While new model architectures to challenge the transformer (the tried and trusted paradigm behind this wave of AI progress) emerge from time to time, few demonstrate comparable performance to those 10,000x larger. A Samsung researcher has this week demonstrated that a 7-million parameter model can match or beat large language models on specific reasoning tasks. The Tiny Recursive Model (TRM) achieves 45% accuracy on ARC-AGI-1 and 87% on extreme Sudoku puzzles, compared to near-zero performance from models like DeepSeek R1 with 671 billion parameters.

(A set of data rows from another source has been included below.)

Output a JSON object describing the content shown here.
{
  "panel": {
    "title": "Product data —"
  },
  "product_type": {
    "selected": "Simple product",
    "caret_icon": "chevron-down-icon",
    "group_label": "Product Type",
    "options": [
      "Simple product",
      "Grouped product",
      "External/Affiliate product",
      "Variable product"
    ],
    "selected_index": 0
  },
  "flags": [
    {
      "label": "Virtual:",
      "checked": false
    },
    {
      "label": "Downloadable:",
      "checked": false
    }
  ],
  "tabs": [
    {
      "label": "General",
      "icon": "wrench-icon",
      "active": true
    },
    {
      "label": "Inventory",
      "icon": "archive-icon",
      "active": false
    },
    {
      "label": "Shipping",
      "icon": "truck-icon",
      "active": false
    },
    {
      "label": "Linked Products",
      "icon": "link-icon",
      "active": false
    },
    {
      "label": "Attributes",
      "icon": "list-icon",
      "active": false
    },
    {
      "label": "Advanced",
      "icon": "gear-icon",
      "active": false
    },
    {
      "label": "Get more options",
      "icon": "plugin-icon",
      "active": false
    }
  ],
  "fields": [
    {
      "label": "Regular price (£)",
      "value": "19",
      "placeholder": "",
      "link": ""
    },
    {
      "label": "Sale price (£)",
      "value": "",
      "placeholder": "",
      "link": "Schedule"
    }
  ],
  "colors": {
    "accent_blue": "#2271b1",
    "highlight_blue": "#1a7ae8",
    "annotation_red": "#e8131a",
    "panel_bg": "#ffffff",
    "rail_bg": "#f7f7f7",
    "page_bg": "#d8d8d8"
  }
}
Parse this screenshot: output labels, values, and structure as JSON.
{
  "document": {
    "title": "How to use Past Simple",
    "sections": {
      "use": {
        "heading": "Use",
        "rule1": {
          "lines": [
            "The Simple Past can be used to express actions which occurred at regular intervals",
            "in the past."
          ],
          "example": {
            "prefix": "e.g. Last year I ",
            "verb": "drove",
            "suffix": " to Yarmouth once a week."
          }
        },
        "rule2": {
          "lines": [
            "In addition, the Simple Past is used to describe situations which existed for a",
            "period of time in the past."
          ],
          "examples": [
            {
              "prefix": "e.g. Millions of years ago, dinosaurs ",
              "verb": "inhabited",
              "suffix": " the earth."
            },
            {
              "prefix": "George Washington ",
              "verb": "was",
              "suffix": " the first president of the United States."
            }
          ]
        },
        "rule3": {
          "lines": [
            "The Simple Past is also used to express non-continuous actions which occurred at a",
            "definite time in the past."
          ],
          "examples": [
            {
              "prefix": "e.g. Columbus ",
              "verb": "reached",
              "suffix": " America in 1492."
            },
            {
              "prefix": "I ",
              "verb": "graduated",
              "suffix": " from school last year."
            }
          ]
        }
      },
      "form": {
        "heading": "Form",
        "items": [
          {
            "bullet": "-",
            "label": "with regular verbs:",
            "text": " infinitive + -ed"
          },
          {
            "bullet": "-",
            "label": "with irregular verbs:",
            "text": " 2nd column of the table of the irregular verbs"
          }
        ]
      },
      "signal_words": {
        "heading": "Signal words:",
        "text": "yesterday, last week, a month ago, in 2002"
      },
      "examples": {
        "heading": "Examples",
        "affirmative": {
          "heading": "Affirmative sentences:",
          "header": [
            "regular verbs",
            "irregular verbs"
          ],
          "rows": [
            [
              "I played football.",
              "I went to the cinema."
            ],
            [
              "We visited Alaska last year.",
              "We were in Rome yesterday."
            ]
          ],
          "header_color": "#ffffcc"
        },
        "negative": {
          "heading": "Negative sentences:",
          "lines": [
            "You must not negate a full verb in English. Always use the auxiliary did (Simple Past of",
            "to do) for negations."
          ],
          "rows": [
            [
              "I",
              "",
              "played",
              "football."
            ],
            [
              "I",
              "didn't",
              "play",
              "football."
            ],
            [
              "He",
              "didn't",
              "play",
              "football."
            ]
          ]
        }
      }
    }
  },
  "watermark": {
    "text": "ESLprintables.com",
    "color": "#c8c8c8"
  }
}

The approach works by having a small neural network repeatedly refine its answer through recursive loops. Rather than processing a problem once with massive parameters, TRM cycles through the same compact network up to 42 times, progressively improving its solution. Think of it like solving a Sudoku; you don’t need different brain circuits for each step, just the same logical process applied repeatedly.

Small LLMs continue to gain in popularity as they can help increase performance or reduce cost but combining LLMs with different and narrowly optimised models that have hyper-efficient super-powers could prove even more interesting. The mix recalls how CPUs and GPUs split computational workloads, each optimised for its specific role. The data show that recursion can substitute for depth, at least on tasks that demand structured reasoning rather than linguistic recall.

TRM’s success on the challenging ARC-AGI benchmark, which tests abstract reasoning on synthetic puzzles, indicates that compact models can achieve generalisation without massive size. Still, the model’s domain remains narrow. It hasn’t yet faced open-ended language tasks or perception challenges. But its performance points toward an approach that could complement, rather than replace, large language models.

Takeaways: While not broadly applicable, TRM demonstrates that specialised tasks might not need billion-parameter models and huge energy bills. For embedded systems or domain-specific elements of larger solutions, where parameter efficiency matters, recursive approaches could reduce computational requirements by orders of magnitude. Such a small model means the tech can be widely replicated today. TRMs could quickly start to influence AI system design and play a role in tackling structured reasoning challenges.